There is a little more to using this routine than meets the eye. In particular, we must update the confidences of all of the particles in light of whatever new information has become available since the previous update. Sadly, there is no convenient routine for doing this in OpenCV. The reason is that the relationship between the new confidence for a particle and the new information depends on the context. Here is an example of such an update, which applies a simple ^[163] update to the confidence of each particle in the filter.

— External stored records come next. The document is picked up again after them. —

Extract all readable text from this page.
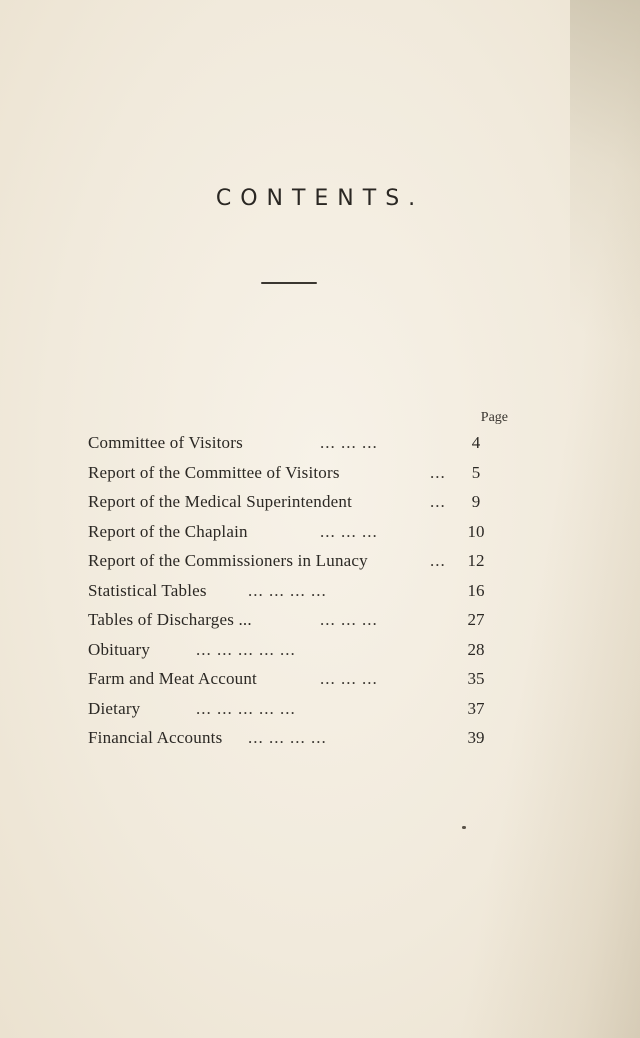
CONTENTS.
Page
Committee of Visitors	... ... ...	4
Report of the Committee of Visitors	...	5
Report of the Medical Superintendent	...	9
Report of the Chaplain	... ... ...	10
Report of the Commissioners in Lunacy	... 12
Statistical Tables ... ... ... ...	16
Tables of Discharges ...	... ... ...	27
Obituary	... ... ... ... ...	28
Farm and Meat Account	... ... ...	35
Dietary	... ... ... ... ...	37
Financial Accounts ... ... ... ...	39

// Update the confidences on all of the particles in the filter
// based on a new measurement M[]. Here M has the dimensionality of
// the particles in the filter.
//
void CondProbDens(
    CvConDensation* CD,
    float* M
) {
    for( int i=0; i<CD->SamplesNum; i++ ) {
        float p = 1.0f;
        for( int j=0; j<CD->DP; j++ ) {
            p *= (float) exp(
                -0.05*(M[j] - CD->flSamples[i][j])*(M[j]-CD->flSamples[i][j])
            );
        }
        CD->flConfidence[i] = p;
    }
}

Once you have updated the confidences, you can then call cvCondensUpdateByTime() in order to update the particles. Here "updating" means resampling, which is to say that a new set of particles will be generated in accordance with the computed confidences. After updating, all of the confidences will again be exactly 1.0f, but the distribution of particles will now include the previously modified confidences directly into the density of particles in the next iteration.

^[162] Of course, if you know about particle filters then you know that this is where we could initialize the filter with our prior knowledge (or prior assumptions) about the state of the system. The function that initializes the filter is just to help you generate a uniform distribution of points (i.e., a flat prior).

^[163]The attentive reader will notice that this update actually implies a Gaussian probability distribution, but of course you could have a much more complicated update for your particular context.